The company spent some time discussing Agrawal’s conjecture, which had been posed by Rosemary and which I described here recently. Here is an interesting sidelight on this. Rosemary challenged us with two special cases, Hadamard designs and projective planes. In general, the problem has a formulation in terms of derangements (permutations with no fixed points), which is particularly clear for projective planes, as follows. This description of the problem was found by Rosemary years ago, and is Problem 38 on my Queen Mary homepage problems.
If π is a projective plane and L a line of π, let A be the affine plane with L as line at infinity. If q is the order of π, then A has q2 points, and q(q+1) lines, falling into q+1 parallel classes (corresponding to the points of L).
Given any affine plane of order q > 2, can we choose for each point x a permutation px of the set of parallel classes such that
- each permutation px is a derangement;
- for x and y distinct points, the permutations px and py disagree on the parallel class containing the line xy?
It follows from the second condition that the permutations px are all distinct. For q = 2, there are four points and only two derangements, giving a “proof” (not involving playing Sudoku) that the construction is not possible. For q = 3, there are nine points and nine derangements, so it is not impossible; and indeed, making a couple of choices without loss of generality, the solution is unique. For larger q, the number of derangements grows much faster than q2, suggesting that solutions will become easier to find (though we failed to find a general method!).
It would be remiss of me not to mention John Bamberg’s talk on the big problems in finite geometry. He didn’t claim that they were the biggest problems; indeed, he said he deliberately left out what he considered the biggest problem, since it is not easy to state. But apart from that, he discussed the prime-power and prime order conjectures, ovoids, generalised polygons, unitals, k-blocking sets, maximal arcs, and k-arcs.
I do worry sometimes that current pressures to publish may deter younger researchers from tackling the big problems. John seems immune from these pressures!

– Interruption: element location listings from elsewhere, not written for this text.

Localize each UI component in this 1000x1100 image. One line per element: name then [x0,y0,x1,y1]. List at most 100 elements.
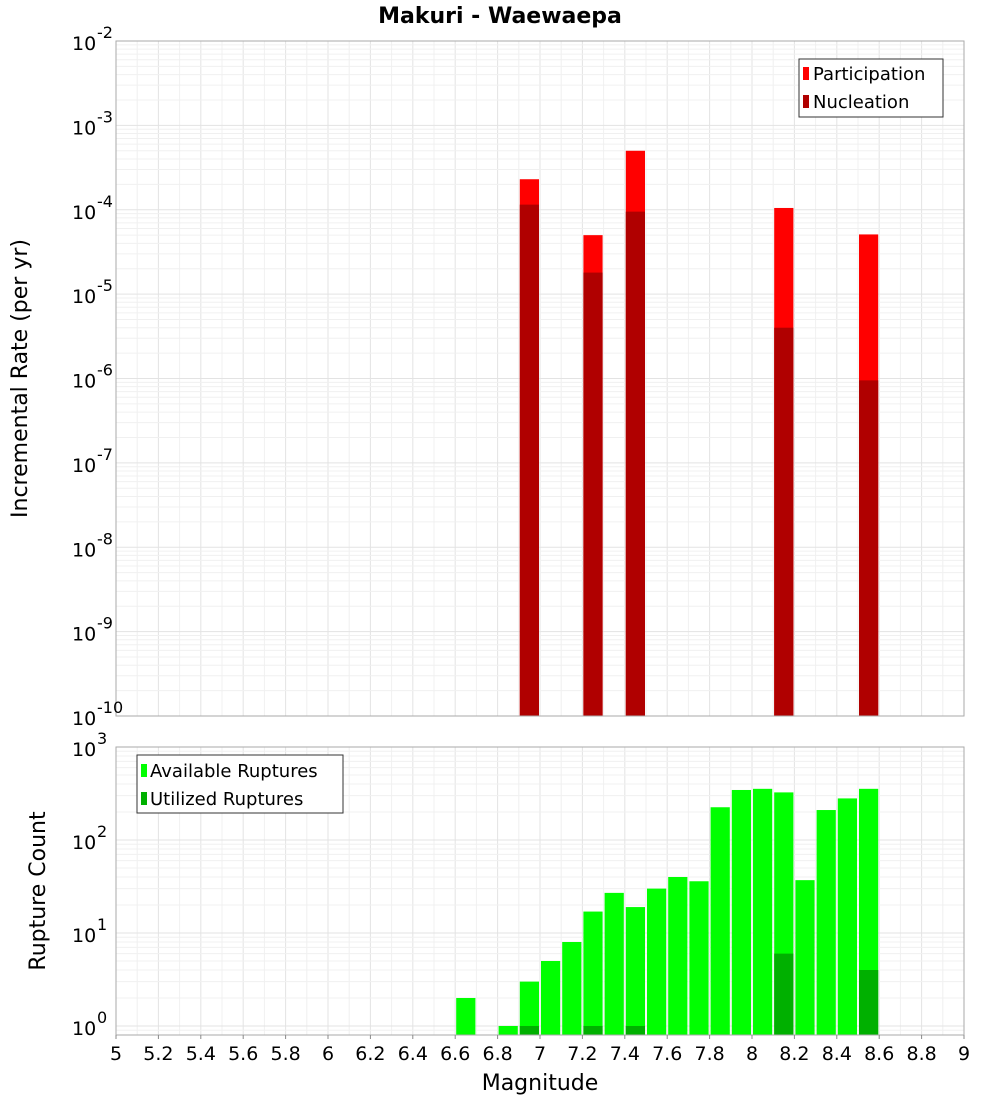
utilized-bar [774,953,794,1035]
x-tick-label: 5.8 [270,1043,300,1065]
y-tick-exponent: 0 [97,1008,107,1027]
x-tick-label: 6.8 [482,1043,512,1065]
y-tick-label: 10 [72,832,96,854]
x-ticks: 5 5.2 5.4 5.6 5.8 6 6.2 6.4 6.6 6.8 7 7.2 7.4 7.6 7.8 8… [110,1035,970,1065]
y-tick-exponent: -9 [97,614,113,633]
available-bar [689,881,709,1035]
available-bar [541,960,561,1035]
available-bar [668,877,688,1035]
count-legend-box [136,754,344,814]
rate-grid [115,41,965,717]
x-tick-label: 5.4 [186,1043,216,1065]
x-tick-label: 5.6 [228,1043,258,1065]
available-bar [456,997,476,1035]
x-tick-label: 8 [746,1043,758,1065]
rate-y-axis-label: Incremental Rate (per yr) [8,239,33,518]
rate-legend-box [798,58,944,118]
x-tick-label: 7.8 [694,1043,724,1065]
count-y-axis-label: Rupture Count [26,811,51,971]
x-tick-label: 6.4 [398,1043,428,1065]
available-bar [753,788,773,1035]
legend-label-participation: Participation [813,64,925,85]
nucleation-bar [519,204,539,717]
available-bar [562,942,582,1035]
nucleation-bar [859,380,879,716]
available-bar [710,807,730,1035]
utilized-bar [859,969,879,1035]
y-tick-label: 10 [72,624,96,646]
x-tick-label: 5 [110,1043,122,1065]
rate-bars [519,150,879,717]
y-tick-exponent: -7 [97,445,113,464]
utilized-bar [583,1025,603,1035]
x-tick-label: 6.6 [440,1043,470,1065]
x-tick-label: 7.4 [610,1043,640,1065]
y-tick-exponent: -5 [97,276,113,295]
legend-swatch-participation [803,67,809,80]
available-bar [731,789,751,1035]
x-tick-label: 9 [958,1043,970,1065]
y-tick-exponent: -3 [97,107,113,126]
chart-title: Makuri - Waewaepa [378,4,622,29]
y-tick-exponent: -2 [97,23,113,42]
x-tick-label: 5.2 [143,1043,173,1065]
y-tick-exponent: -8 [97,529,113,548]
available-bar [498,1025,518,1035]
y-tick-label: 10 [72,739,96,761]
rate-legend: Participation Nucleation [798,58,944,118]
y-tick-label: 10 [72,708,96,730]
x-tick-label: 8.2 [779,1043,809,1065]
y-tick-label: 10 [72,33,96,55]
y-tick-label: 10 [72,117,96,139]
y-tick-label: 10 [72,539,96,561]
x-tick-label: 6.2 [355,1043,385,1065]
count-bars [456,788,879,1035]
y-tick-label: 10 [72,202,96,224]
available-bar [647,888,667,1035]
count-legend: Available Ruptures Utilized Ruptures [136,754,344,814]
y-tick-exponent: -10 [97,698,123,717]
rate-plot-frame [115,40,965,717]
y-tick-label: 10 [72,925,96,947]
legend-swatch-nucleation [803,95,809,108]
y-tick-label: 10 [72,1018,96,1040]
y-tick-label: 10 [72,371,96,393]
y-tick-exponent: -4 [97,192,113,211]
x-tick-label: 6 [322,1043,334,1065]
available-bar [519,981,539,1035]
y-tick-exponent: 3 [97,729,107,748]
x-axis-label: Magnitude [482,1071,599,1096]
available-bar [583,911,603,1035]
available-bar [604,892,624,1035]
y-tick-exponent: 1 [97,915,107,934]
available-bar [795,880,815,1035]
y-tick-exponent: 2 [97,822,107,841]
x-tick-label: 8.8 [906,1043,936,1065]
x-tick-label: 7 [534,1043,546,1065]
utilized-bar [625,1025,645,1035]
legend-label-available: Available Ruptures [150,761,318,782]
nucleation-bar [774,327,794,716]
x-tick-label: 8.6 [864,1043,894,1065]
legend-swatch-utilized [141,792,147,805]
available-bar [837,798,857,1035]
legend-label-utilized: Utilized Ruptures [150,789,303,810]
nucleation-bar [625,211,645,716]
y-tick-label: 10 [72,286,96,308]
y-tick-exponent: -6 [97,361,113,380]
x-tick-label: 8.4 [822,1043,852,1065]
x-tick-label: 7.6 [652,1043,682,1065]
available-bar [625,907,645,1035]
y-tick-label: 10 [72,455,96,477]
nucleation-bar [583,272,603,716]
x-tick-label: 7.2 [567,1043,597,1065]
utilized-bar [519,1025,539,1035]
available-bar [816,810,836,1035]
legend-label-nucleation: Nucleation [813,92,909,113]
legend-swatch-available [141,764,147,777]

Gordon Royle told us what seemed a remarkable fact about flow polynomials of cubic graphs. Let φ = (1+√5)/2. Then, if G is cubic,
|FG(φ+2)| ≤ φE(G)FG(φ+1)2,
and it is conjectured that equality holds if and only if G is planar. Gordon showed computational evidence that the ratio of the right-hand side to the left-hand side is 1 for planar graphs; the next smallest value of the ratio is 9+18/√5, for a large group of cubic graphs; then another group realise the next ratio, and so on. Fascinating, but further thought showed that it was not as dramatic as it appeared.
There was some time for Kerri Morgan, Graham Farr and me to discuss our work on algebraic properties of chromatic roots (realisability, splitting fields, Galois groups, etc.) More on this sometime, I hope.
There was much much more, but that is enough for now.